Monday, Jul. 10, 2000
A Bend In the River
By Roger Rosenblatt
Twain placed Huck and Jim on the river because the river was time, motion, beauty, baptism and violence, but mainly because one could not see around the bend. Civilizations are formed by bends in the river--the Nile, Congo, Thames, Yangtze--a twist of the land, water and fate that, by making it impossible to see what comes next, raises hopes of the possibility of everything.
The Mississippi did that from the start. In the spring and summer of 1768, Montfort Browne, Lieutenant Governor of Florida, made his way along the lower Mississippi to the area of "the Natches," where he found "the most charming prospects in the world." By the mid-1770s, colonial explorers were following rivers everywhere into the country. They came from central and western New York by way of the Ohio; from Maryland and Virginia by way of the Tennessee; from western North Carolina through gaps and passes in the Appalachians to the Tennessee and Mississippi valleys, along river routes hundreds of miles long.
America was created by people riding its rivers--the most fruitful, profitable places to settle lying just around the bend. The country itself was a bend in the river, a story about to be disclosed, a promise of progress--that, of course, and a murder plot. Following rivers with Indian names, the latest Americans could kill off the first. For better and worse, the Old World married the New by a band of water.
No wonder so many American artists have written, sung, painted and even gone round the bend, gone mad, in the name of rivers. In his overboard essay on Huck and Jim, Leslie Fiedler wrote that the river supports "the American dream of isolation afloat." Out of that isolation in motion comes every inspiration, from contemplation (Langston Hughes' "The Negro Speaks of Rivers") to adventure (Hemingway's stories) to despair. The poet John Berryman looked down into the Mississippi and jumped to his death. The river is expanse, but it is also loneliness; Huck finds a loving relationship with Jim, but he is alone in his moral predicament. The American rivers show us a country equally capable of generosity and advancement, and of drowning in freedom.

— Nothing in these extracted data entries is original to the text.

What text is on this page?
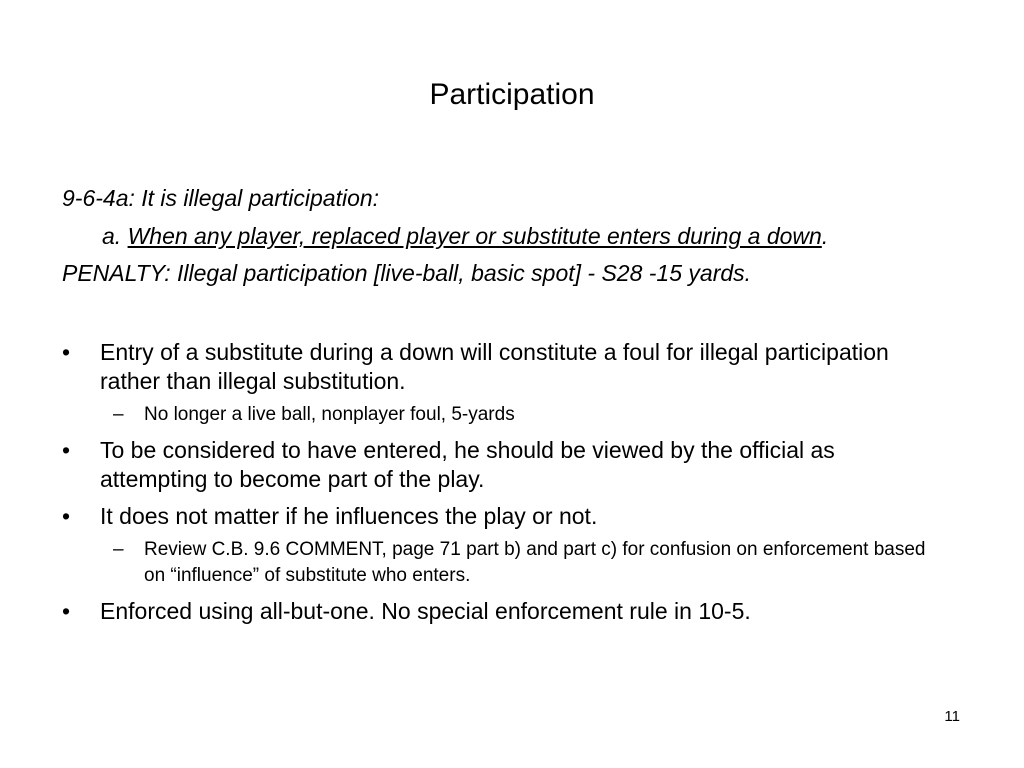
Participation
9-6-4a: It is illegal participation:
a. When any player, replaced player or substitute enters during a down.
PENALTY: Illegal participation [live-ball, basic spot] - S28 -15 yards.
• Entry of a substitute during a down will constitute a foul for illegal participation rather than illegal substitution.
– No longer a live ball, nonplayer foul, 5-yards
• To be considered to have entered, he should be viewed by the official as attempting to become part of the play.
• It does not matter if he influences the play or not.
– Review C.B. 9.6 COMMENT, page 71 part b) and part c) for confusion on enforcement based on “influence” of substitute who enters.
• Enforced using all-but-one. No special enforcement rule in 10-5.
11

Ever since the Jordan, people have used rivers to find something (Jim and Huck's escape) or someone (Conrad's Kurtz or Coppola's). But in America rivers have meant more than quests and more than entrances and borders. They have been tests of what the country wanted of its wilderness and of itself--reminders of the beckoning wilderness of the American mind. Water seems always to be where the great national story unfolds--Melville's ocean, Dreiser's lake, Fitzgerald's bay. But as Twain suggested, nothing was ever as deep as the river. The Atlantic becomes transformed into endless boulevards that run back and forth from the sea, offering both the allure and the illusion of eternity, which means that our rivers, like ancient sacred entities, can lead the country wherever it wishes to be led. They have served as the passageways to killing grounds and tyrannies, where the "dark" people have been slaughtered or subdued by the children of "the light." They have allowed robust expansions as agents of social mobility, both vertical and horizontal. They have opened America to its imagination. They have invited exploitation of the natural conditions around them and of themselves--dammed up, dried up. They have allowed for collective and individual moral choice: kill or don't kill. Enslave or set everyone free.
Everything the river offers turns on the idea of America as Eden--an idea no less enchanting today than it was to the colonists. The country finds Eden; the country loses Eden; the country yearns for Eden. In Life on the Mississippi, Twain described his early infatuation with the river's beauty at sunset: "A broad expanse of the river was turned to blood; in the middle distance the red hue brightened into gold through which a solitary log came floating, black and conspicuous; in one place a long, slanting mark lay sparkling upon the water; in another the surface was broken by boiling, tumbling rings, that were as many-tinted as an opal."
Like Adam, he exulted, "The world was new to me." And then he lamented that "a day came when I began to cease noting the glories and the charms which the moon and the sun and the twilight wrought upon the river's face." Yet when he came to write his novel, all the original wonder returned to him: "Once or twice at night we would see a steamboat slipping along in the dark, and now and then she would belch a whole world of sparks up out of her chimbleys, and they would rain down in the river and look awful pretty; then she would turn a corner and her lights would wink out and her powwow shut off and leave the river still again."
America lies around the bend in the river, but it is the bend itself that determines the country's worth. Somewhere in that curve is the capacity to start over and do it right. Somewhere too is Lethe, the river of forgetfulness in which no lesson takes hold. The river carries the country into its sin and grandeur and magnificent contradictions. Deciding to free Jim and himself, Huck says, "All right, then, I'll go to hell," referring to salvation.